Historical population
| Census | Pop. | Note | %± |
| 1950 | 1,248 |  | — |
| 1960 | 1,551 |  | 24.3% |
| 1970 | 1,517 |  | −2.2% |
| 1980 | 1,113 |  | −26.6% |
| 1990 | 802 |  | −27.9% |
| 2000 | 674 |  | −16.0% |
| 2010 | 537 |  | −20.3% |
| 2020 | 2,112 |  | 293.3% |
Sources:

===2020 census===

As of the 2020 census, Berry Hill had a population of 2,112. The median age was 28.0 years. 3.6% of residents were under the age of 18 and 2.7% of residents were 65 years of age or older. For every 100 females there were 79.3 males, and for every 100 females age 18 and over there were 79.3 males age 18 and over.

100.0% of residents lived in urban areas, while 0.0% lived in rural areas.

There were 1,446 households in Berry Hill, of which 6.1% had children under the age of 18 living in them. Of all households, 9.4% were married-couple households, 33.5% were households with a male householder and no spouse or partner present, and 47.2% were households with a female householder and no spouse or partner present. About 61.5% of all households were made up of individuals and 2.9% had someone living alone who was 65 years of age or older.

There were 1,657 housing units, of which 12.7% were vacant.
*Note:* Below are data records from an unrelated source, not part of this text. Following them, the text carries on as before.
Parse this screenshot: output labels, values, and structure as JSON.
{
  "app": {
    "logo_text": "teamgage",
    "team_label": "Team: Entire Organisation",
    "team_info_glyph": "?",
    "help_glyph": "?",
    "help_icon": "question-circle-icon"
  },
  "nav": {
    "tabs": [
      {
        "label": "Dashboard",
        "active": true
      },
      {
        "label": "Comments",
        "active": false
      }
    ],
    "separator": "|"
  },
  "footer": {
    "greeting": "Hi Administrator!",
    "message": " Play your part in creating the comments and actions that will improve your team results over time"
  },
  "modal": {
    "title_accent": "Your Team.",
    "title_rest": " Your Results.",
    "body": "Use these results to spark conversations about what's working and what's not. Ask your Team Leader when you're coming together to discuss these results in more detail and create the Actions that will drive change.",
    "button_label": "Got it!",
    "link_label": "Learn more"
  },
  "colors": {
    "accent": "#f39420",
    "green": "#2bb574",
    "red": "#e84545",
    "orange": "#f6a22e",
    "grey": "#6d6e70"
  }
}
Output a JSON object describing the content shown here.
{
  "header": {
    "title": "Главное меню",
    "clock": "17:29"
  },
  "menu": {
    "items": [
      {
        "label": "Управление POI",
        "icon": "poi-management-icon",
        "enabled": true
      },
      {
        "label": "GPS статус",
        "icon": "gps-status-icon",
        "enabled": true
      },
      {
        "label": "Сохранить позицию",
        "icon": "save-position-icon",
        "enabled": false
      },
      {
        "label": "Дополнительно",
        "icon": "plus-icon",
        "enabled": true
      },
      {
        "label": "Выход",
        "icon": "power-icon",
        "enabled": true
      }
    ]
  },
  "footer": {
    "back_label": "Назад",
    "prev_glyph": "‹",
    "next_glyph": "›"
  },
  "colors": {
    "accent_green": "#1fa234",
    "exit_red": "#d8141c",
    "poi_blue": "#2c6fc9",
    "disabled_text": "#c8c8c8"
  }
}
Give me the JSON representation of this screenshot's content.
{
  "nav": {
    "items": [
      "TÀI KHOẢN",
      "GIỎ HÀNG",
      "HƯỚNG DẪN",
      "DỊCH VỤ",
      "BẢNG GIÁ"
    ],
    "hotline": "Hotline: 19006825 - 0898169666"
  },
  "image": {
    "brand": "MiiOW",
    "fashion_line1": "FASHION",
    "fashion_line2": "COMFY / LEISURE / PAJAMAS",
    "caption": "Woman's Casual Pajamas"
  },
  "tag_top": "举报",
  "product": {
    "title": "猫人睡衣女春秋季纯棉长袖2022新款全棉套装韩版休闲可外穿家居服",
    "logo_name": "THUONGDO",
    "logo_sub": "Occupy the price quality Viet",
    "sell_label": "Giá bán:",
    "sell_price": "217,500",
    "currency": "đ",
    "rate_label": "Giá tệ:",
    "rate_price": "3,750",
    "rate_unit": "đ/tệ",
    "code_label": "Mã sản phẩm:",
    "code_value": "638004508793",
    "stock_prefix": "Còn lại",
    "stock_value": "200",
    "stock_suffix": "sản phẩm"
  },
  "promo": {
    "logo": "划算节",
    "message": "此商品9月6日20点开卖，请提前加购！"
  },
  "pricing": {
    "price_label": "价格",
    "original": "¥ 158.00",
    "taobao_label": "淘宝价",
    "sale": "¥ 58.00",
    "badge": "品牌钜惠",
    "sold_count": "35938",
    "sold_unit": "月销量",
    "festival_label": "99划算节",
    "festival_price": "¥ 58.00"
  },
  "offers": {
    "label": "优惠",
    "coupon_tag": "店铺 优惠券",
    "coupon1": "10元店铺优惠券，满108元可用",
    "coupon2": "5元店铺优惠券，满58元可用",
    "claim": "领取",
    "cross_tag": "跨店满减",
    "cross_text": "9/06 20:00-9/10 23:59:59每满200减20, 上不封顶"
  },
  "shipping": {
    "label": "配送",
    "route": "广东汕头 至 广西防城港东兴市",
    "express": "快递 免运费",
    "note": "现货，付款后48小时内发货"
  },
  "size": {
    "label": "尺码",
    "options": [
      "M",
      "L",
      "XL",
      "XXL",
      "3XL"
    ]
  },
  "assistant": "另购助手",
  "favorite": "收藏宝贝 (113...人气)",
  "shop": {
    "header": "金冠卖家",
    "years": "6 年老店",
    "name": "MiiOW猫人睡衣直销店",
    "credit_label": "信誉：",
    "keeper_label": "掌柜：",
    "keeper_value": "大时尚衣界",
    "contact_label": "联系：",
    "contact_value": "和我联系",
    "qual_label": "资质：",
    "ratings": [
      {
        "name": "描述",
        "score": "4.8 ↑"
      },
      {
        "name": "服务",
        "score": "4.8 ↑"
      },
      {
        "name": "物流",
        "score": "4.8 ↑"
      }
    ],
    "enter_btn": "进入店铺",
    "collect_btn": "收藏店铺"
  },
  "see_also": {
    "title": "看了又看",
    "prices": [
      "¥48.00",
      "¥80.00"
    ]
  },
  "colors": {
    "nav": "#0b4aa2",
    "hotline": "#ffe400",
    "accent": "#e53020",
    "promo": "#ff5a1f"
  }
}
The homeowner vacancy rate was 6.0% and the rental vacancy rate was 7.9%.

Racial composition as of the 2020 census
| Race | Number | Percent |
|---|---|---|
| White | 1,747 | 82.7% |
| Black or African American | 115 | 5.4% |
| American Indian and Alaska Native | 12 | 0.6% |
| Asian | 66 | 3.1% |
| Native Hawaiian and Other Pacific Islander | 0 | 0.0% |
| Some other race | 33 | 1.6% |
| Two or more races | 139 | 6.6% |
| Hispanic or Latino (of any race) | 123 | 5.8% |

===2000 census===

At the 2000 census, there was a population of 674, with 399 households and 126 families residing in the city. The population density was 752.6 PD/sqmi. There were 442 housing units at an average density of 493.5 /sqmi. The racial makeup of the city was 76.41% White, 16.17% African American, 0.15% Native American, 2.37% Asian, 1.93% from other races, and 2.97% from two or more races. Hispanic or Latino of any race were 3.41% of the population.

There were 399 households, of which 10.3% had children under the age of 18 living with them, 19.8% were married couples living together, 8.3% had a female householder with no husband present, and 68.4% were non-families. 58.9% of all households were made up of individuals, and 10.0% had someone living alone who was 65 years of age or older. The average household size was 1.65 and the average family size was 2.54.

The age distribution was 10.5% under the age of 18, 11.4% from 18 to 24, 39.8% from 25 to 44, 25.1% from 45 to 64, and 13.2% who were 65 years of age or older. The median age was 38 years. For every 100 females, there were 104.9 males. For every 100 females age 18 and over, there were 104.4 males.

The median household income was $30,529, and the median family income was $43,636. Males had a median income of $27,778 versus $23,500 for females. The per capita income for the city was $22,154. About 4.9% of families and 10.3% of the population were below the poverty line, including 7.7% of those under age 18 and 22.0% of those age 65 or over.

==Climate==

The climate in this area is characterized by hot, humid summers and generally mild to cool winters. According to the Köppen Climate Classification system, Berry Hill has a humid subtropical climate, abbreviated "Cfa" on climate maps.

==Education==
Metropolitan Nashville Public School District is the school district for all of Davidson County.